In adopting this rule, the St. Louis County court explicitly rejected the "substantially greater" and "far more" tests of Grenada County and Idaho County. The Court, citing a dissent in Grenada County, 8 reasoned that no principled way exists to make a determination as to who is a prevailing party based upon the size of the award. St. Louis County, 751 F.2d at 938. Because of this dilemma, the Eighth Circuit adopted the bright-line test that a party prevails if they win any amount more than what the government has offered.
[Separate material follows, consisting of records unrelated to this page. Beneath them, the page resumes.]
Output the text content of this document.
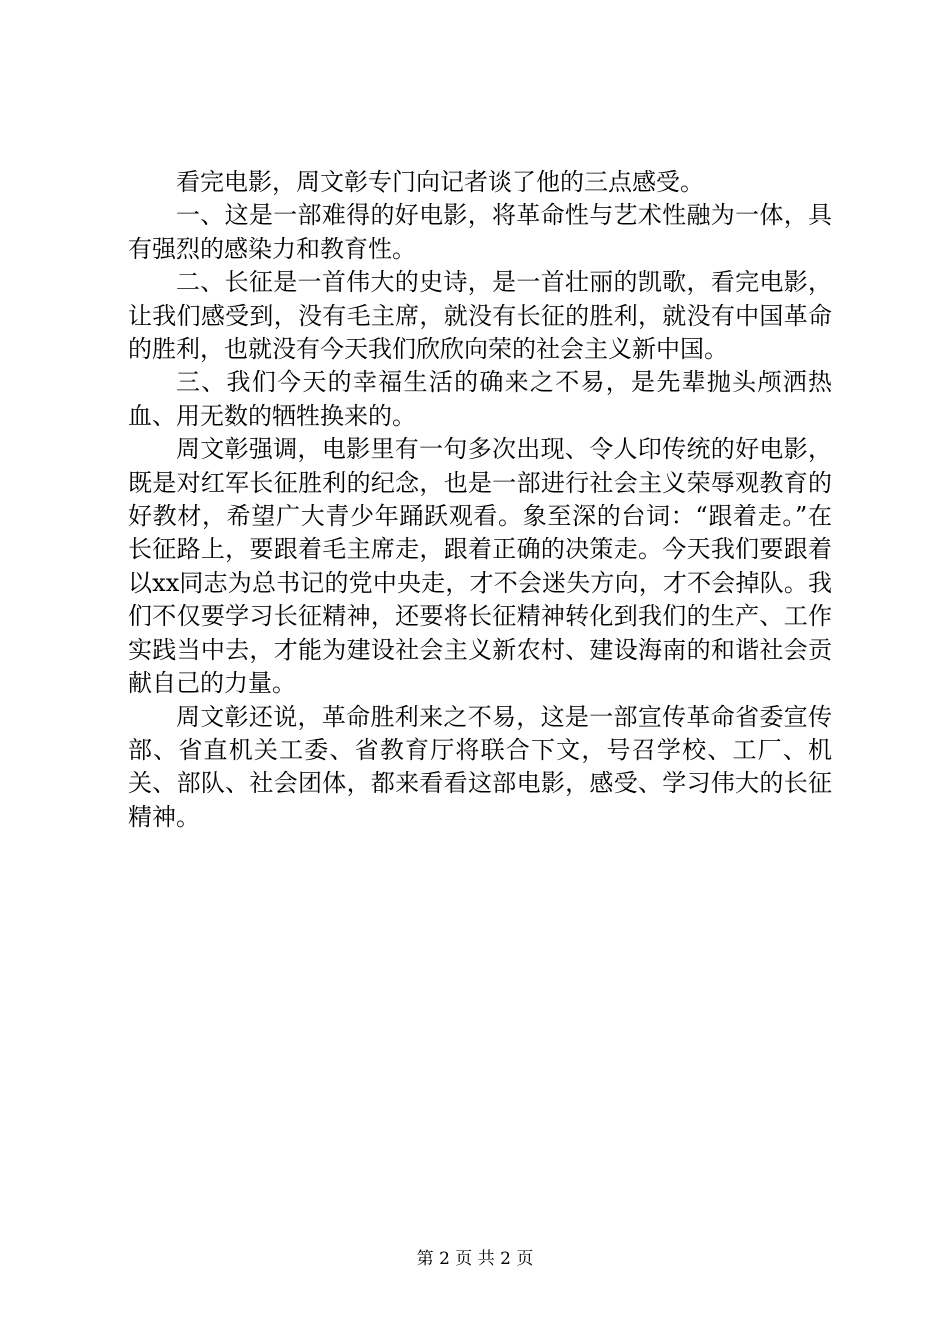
看完电影，周文彰专门向记者谈了他的三点感受。

一、这是一部难得的好电影，将革命性与艺术性融为一体，具有强烈的感染力和教育性。

二、长征是一首伟大的史诗，是一首壮丽的凯歌，看完电影，让我们感受到，没有毛主席，就没有长征的胜利，就没有中国革命的胜利，也就没有今天我们欣欣向荣的社会主义新中国。

三、我们今天的幸福生活的确来之不易，是先辈抛头颅洒热血、用无数的牺牲换来的。

周文彰强调，电影里有一句多次出现、令人印传统的好电影，既是对红军长征胜利的纪念，也是一部进行社会主义荣辱观教育的好教材，希望广大青少年踊跃观看。象至深的台词：“跟着走。”在长征路上，要跟着毛主席走，跟着正确的决策走。今天我们要跟着以xx同志为总书记的党中央走，才不会迷失方向，才不会掉队。我们不仅要学习长征精神，还要将长征精神转化到我们的生产、工作实践当中去，才能为建设社会主义新农村、建设海南的和谐社会贡献自己的力量。

周文彰还说，革命胜利来之不易，这是一部宣传革命省委宣传部、省直机关工委、省教育厅将联合下文，号召学校、工厂、机关、部队、社会团体，都来看看这部电影，感受、学习伟大的长征精神。

第 2 页 共 2 页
The reasoning of the St. Louis County court is sound. The test adopted in Grenada County and Idaho County is plainly too vague. District courts will have difficulty in deciding whether a plaintiff has won "substantially" or "far" more than the government offered. Inconsistent adjudications will certainly be the result of such an indeterminate rule and, consequently, needless appeals will follow. See Hensley v. Eckerhart, 461 U.S. 424, 437, 103 S.Ct. 1933, 1941, 76 L.Ed.2d 40 (1983) ("request for attorney's fees should not result in a second major litigation"). Further, the standard espoused by the Fifth and the Ninth Circuits is not conducive to settlements. Since entering into an unfavorable settlement may result in the imposition of attorney's fees, see Citizens Coalition for Block Grant Compliance, Inc. v. City of Euclid, 717 F.2d 964, 966 (6th Cir.1983), neither side will want to accept an amount that is closer to the other side's position. In cases like this in which the issues are purely factual, we do not want to inhibit the settlement process.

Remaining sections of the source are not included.